Settimana scorsa ho fatto un prelievo del sangue, per un controllo periodico ed ero in fila per l'accettazione, nell'ufficietto dell'impiegato. Davanti a me una coppia attendeva il suo turno ed il marito teneva in braccio il suo bimbo.
Avrà avuto si e no 4 anni, mi incantai ad osservare con quale abbandono e senso di sicurezza stava tra le braccia del papà. E' una sensazione più forte di me, quando guardo un bambino mi intenerisco e mi perdo nel suo sguardo, negli atteggiamenti non condizionati, nella fragilità che è propria di un bimbo.
Ce ne dimentichiamo presto purtroppo e diveniamo complicati con l'andare degli anni, i nostri sguardi finiscono per farsi sospettosi, i rapporti con gli altri sono appesantiti dalla prudenza, che viene dalle esperienze negative fatte in passato, o semplicemente dal fatto che "il mondo non è quello di una volta".
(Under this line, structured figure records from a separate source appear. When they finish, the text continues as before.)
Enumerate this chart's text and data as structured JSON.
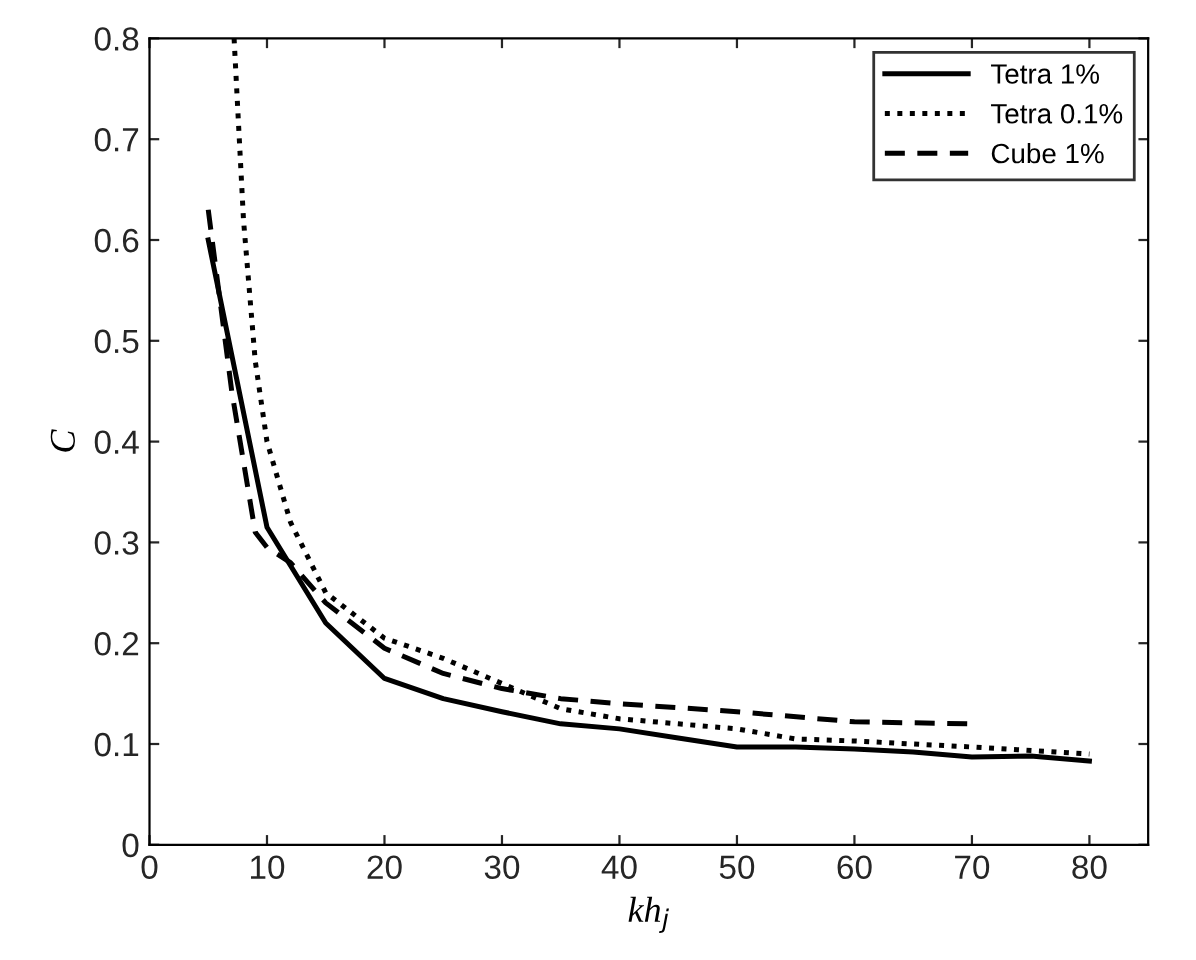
{
  "chart_data": {
    "type": "line",
    "xlabel": "kh$_{j}$",
    "ylabel": "C",
    "xlim": [
      0,
      85
    ],
    "xticks": [
      0,
      10,
      20,
      30,
      40,
      50,
      60,
      70,
      80
    ],
    "ylim": [
      0,
      0.8
    ],
    "yticks": [
      0,
      0.1,
      0.2,
      0.3,
      0.4,
      0.5,
      0.6,
      0.7,
      0.8
    ],
    "legend": "top right",
    "grid": false,
    "series": [
      {
        "name": "Tetra 1%",
        "color": "#000000",
        "line_style": "solid",
        "x": [
          5,
          10,
          15,
          20,
          25,
          30,
          35,
          40,
          45,
          50,
          55,
          60,
          65,
          70,
          75,
          80
        ],
        "values": [
          0.6,
          0.315,
          0.22,
          0.165,
          0.145,
          0.132,
          0.12,
          0.115,
          0.106,
          0.097,
          0.097,
          0.095,
          0.092,
          0.087,
          0.088,
          0.083
        ]
      },
      {
        "name": "Tetra 0.1%",
        "color": "#000000",
        "line_style": "dotted",
        "x": [
          7.2,
          8,
          9,
          10,
          12,
          15,
          20,
          25,
          30,
          35,
          40,
          45,
          50,
          55,
          60,
          70,
          80
        ],
        "values": [
          0.8,
          0.62,
          0.48,
          0.4,
          0.32,
          0.25,
          0.205,
          0.185,
          0.16,
          0.135,
          0.125,
          0.12,
          0.115,
          0.105,
          0.103,
          0.097,
          0.09
        ]
      },
      {
        "name": "Cube 1%",
        "color": "#000000",
        "line_style": "dashed",
        "x": [
          5,
          7,
          9,
          10,
          12,
          15,
          20,
          25,
          30,
          35,
          40,
          50,
          60,
          70
        ],
        "values": [
          0.63,
          0.45,
          0.31,
          0.295,
          0.28,
          0.24,
          0.195,
          0.17,
          0.155,
          0.145,
          0.14,
          0.132,
          0.122,
          0.12
        ]
      }
    ]
  }
}
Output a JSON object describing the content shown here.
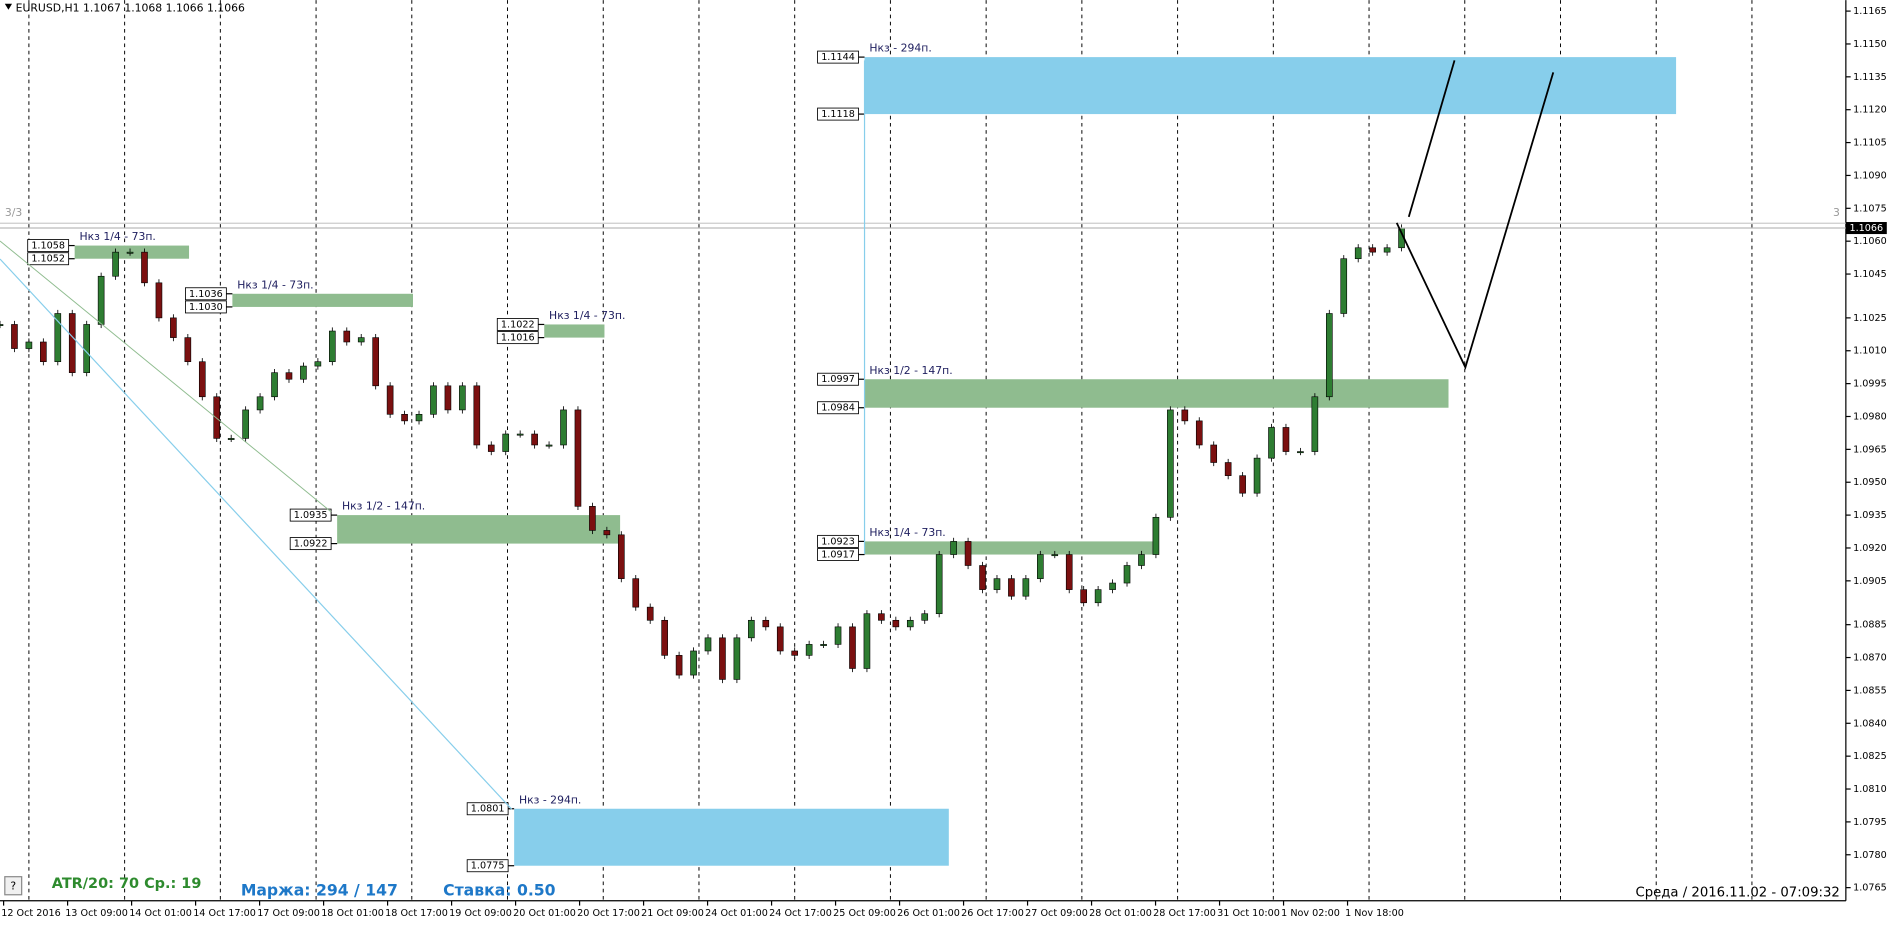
{
  "chart_data": {
    "type": "candlestick",
    "title": "EURUSD,H1  1.1067 1.1068 1.1066 1.1066",
    "window_left": "3/3",
    "window_right": "3",
    "current_price": 1.1066,
    "up_color": "#2e7d32",
    "down_color": "#7b1010",
    "ylim": [
      1.0759,
      1.117
    ],
    "yticks": [
      {
        "value": 1.1165,
        "label": "1.1165"
      },
      {
        "value": 1.115,
        "label": "1.1150"
      },
      {
        "value": 1.1135,
        "label": "1.1135"
      },
      {
        "value": 1.112,
        "label": "1.1120"
      },
      {
        "value": 1.1105,
        "label": "1.1105"
      },
      {
        "value": 1.109,
        "label": "1.1090"
      },
      {
        "value": 1.1075,
        "label": "1.1075"
      },
      {
        "value": 1.106,
        "label": "1.1060"
      },
      {
        "value": 1.1045,
        "label": "1.1045"
      },
      {
        "value": 1.1025,
        "label": "1.1025"
      },
      {
        "value": 1.101,
        "label": "1.1010"
      },
      {
        "value": 1.0995,
        "label": "1.0995"
      },
      {
        "value": 1.098,
        "label": "1.0980"
      },
      {
        "value": 1.0965,
        "label": "1.0965"
      },
      {
        "value": 1.095,
        "label": "1.0950"
      },
      {
        "value": 1.0935,
        "label": "1.0935"
      },
      {
        "value": 1.092,
        "label": "1.0920"
      },
      {
        "value": 1.0905,
        "label": "1.0905"
      },
      {
        "value": 1.0885,
        "label": "1.0885"
      },
      {
        "value": 1.087,
        "label": "1.0870"
      },
      {
        "value": 1.0855,
        "label": "1.0855"
      },
      {
        "value": 1.084,
        "label": "1.0840"
      },
      {
        "value": 1.0825,
        "label": "1.0825"
      },
      {
        "value": 1.081,
        "label": "1.0810"
      },
      {
        "value": 1.0795,
        "label": "1.0795"
      },
      {
        "value": 1.078,
        "label": "1.0780"
      },
      {
        "value": 1.0765,
        "label": "1.0765"
      }
    ],
    "time_labels": [
      "12 Oct 2016",
      "13 Oct 09:00",
      "14 Oct 01:00",
      "14 Oct 17:00",
      "17 Oct 09:00",
      "18 Oct 01:00",
      "18 Oct 17:00",
      "19 Oct 09:00",
      "20 Oct 01:00",
      "20 Oct 17:00",
      "21 Oct 09:00",
      "24 Oct 01:00",
      "24 Oct 17:00",
      "25 Oct 09:00",
      "26 Oct 01:00",
      "26 Oct 17:00",
      "27 Oct 09:00",
      "28 Oct 01:00",
      "28 Oct 17:00",
      "31 Oct 10:00",
      "1 Nov 02:00",
      "1 Nov 18:00"
    ],
    "prices": [
      1.1022,
      1.1011,
      1.1014,
      1.1005,
      1.1027,
      1.1,
      1.1022,
      1.1044,
      1.1055,
      1.1055,
      1.1041,
      1.1025,
      1.1016,
      1.1005,
      1.0989,
      1.097,
      1.097,
      1.0983,
      1.0989,
      1.1,
      1.0997,
      1.1003,
      1.1005,
      1.1019,
      1.1014,
      1.1016,
      1.0994,
      1.0981,
      1.0978,
      1.0981,
      1.0994,
      1.0983,
      1.0994,
      1.0967,
      1.0964,
      1.0972,
      1.0972,
      1.0967,
      1.0967,
      1.0983,
      1.0939,
      1.0928,
      1.0926,
      1.0906,
      1.0893,
      1.0887,
      1.0871,
      1.0862,
      1.0873,
      1.0879,
      1.086,
      1.0879,
      1.0887,
      1.0884,
      1.0873,
      1.0871,
      1.0876,
      1.0876,
      1.0884,
      1.0865,
      1.089,
      1.0887,
      1.0884,
      1.0887,
      1.089,
      1.0917,
      1.0923,
      1.0912,
      1.0901,
      1.0906,
      1.0898,
      1.0906,
      1.0917,
      1.0917,
      1.0901,
      1.0895,
      1.0901,
      1.0904,
      1.0912,
      1.0917,
      1.0934,
      1.0983,
      1.0978,
      1.0967,
      1.0959,
      1.0953,
      1.0945,
      1.0961,
      1.0975,
      1.0964,
      1.0964,
      1.0989,
      1.1027,
      1.1052,
      1.1057,
      1.1055,
      1.1057,
      1.1066
    ],
    "zones": [
      {
        "label": "Нкз 1/4 - 73п.",
        "top": 1.1058,
        "bottom": 1.1052,
        "color": "#8fbc8f"
      },
      {
        "label": "Нкз 1/4 - 73п.",
        "top": 1.1036,
        "bottom": {
          "value": 1.103,
          "label": "1.1030"
        },
        "color": "#8fbc8f"
      },
      {
        "label": "Нкз 1/4 - 73п.",
        "top": 1.1022,
        "bottom": 1.1016,
        "color": "#8fbc8f"
      },
      {
        "label": "Нкз 1/2 - 147п.",
        "top": 1.0935,
        "bottom": 1.0922,
        "color": "#8fbc8f"
      },
      {
        "label": "Нкз - 294п.",
        "top": 1.0801,
        "bottom": 1.0775,
        "color": "#87ceeb"
      },
      {
        "label": "Нкз - 294п.",
        "top": 1.1144,
        "bottom": 1.1118,
        "color": "#87ceeb"
      },
      {
        "label": "Нкз 1/2 - 147п.",
        "top": 1.0997,
        "bottom": 1.0984,
        "color": "#8fbc8f"
      },
      {
        "label": "Нкз 1/4 - 73п.",
        "top": 1.0923,
        "bottom": 1.0917,
        "color": "#8fbc8f"
      }
    ],
    "atr": "ATR/20: 70  Ср.: 19",
    "margin": "Маржа: 294 / 147",
    "rate": "Ставка: 0.50",
    "datetime": "Среда  /  2016.11.02  -  07:09:32",
    "help": "?"
  }
}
Spesso sono in difficoltà quando mi scopro intento a spiegare ai miei figli che il mondo è anche malvagio, che in persone apparentemente buone può nascondersi un insidia. Distruggere in qualche modo la loro innata fiducia, nelle persone e situazioni, mi duole, pur sapendo che è necessario aiutarli a distinguere il bene dal male.
Sta di fatto che ero in coda dietro a quel bimbo che mi guardava e dopo essermi sincerato sommariamente che nessuno mi prendesse per matto, ho iniziato a giocare con lui a cucù tattè, usando una paratia che mi trovavo accanto. Accennava un sorriso e aspettava che lo rifacessi, ma non si scompose troppo... mi sa che anche il suo papà ha iniziato a spiegargli qualcosa riguardo al mondo.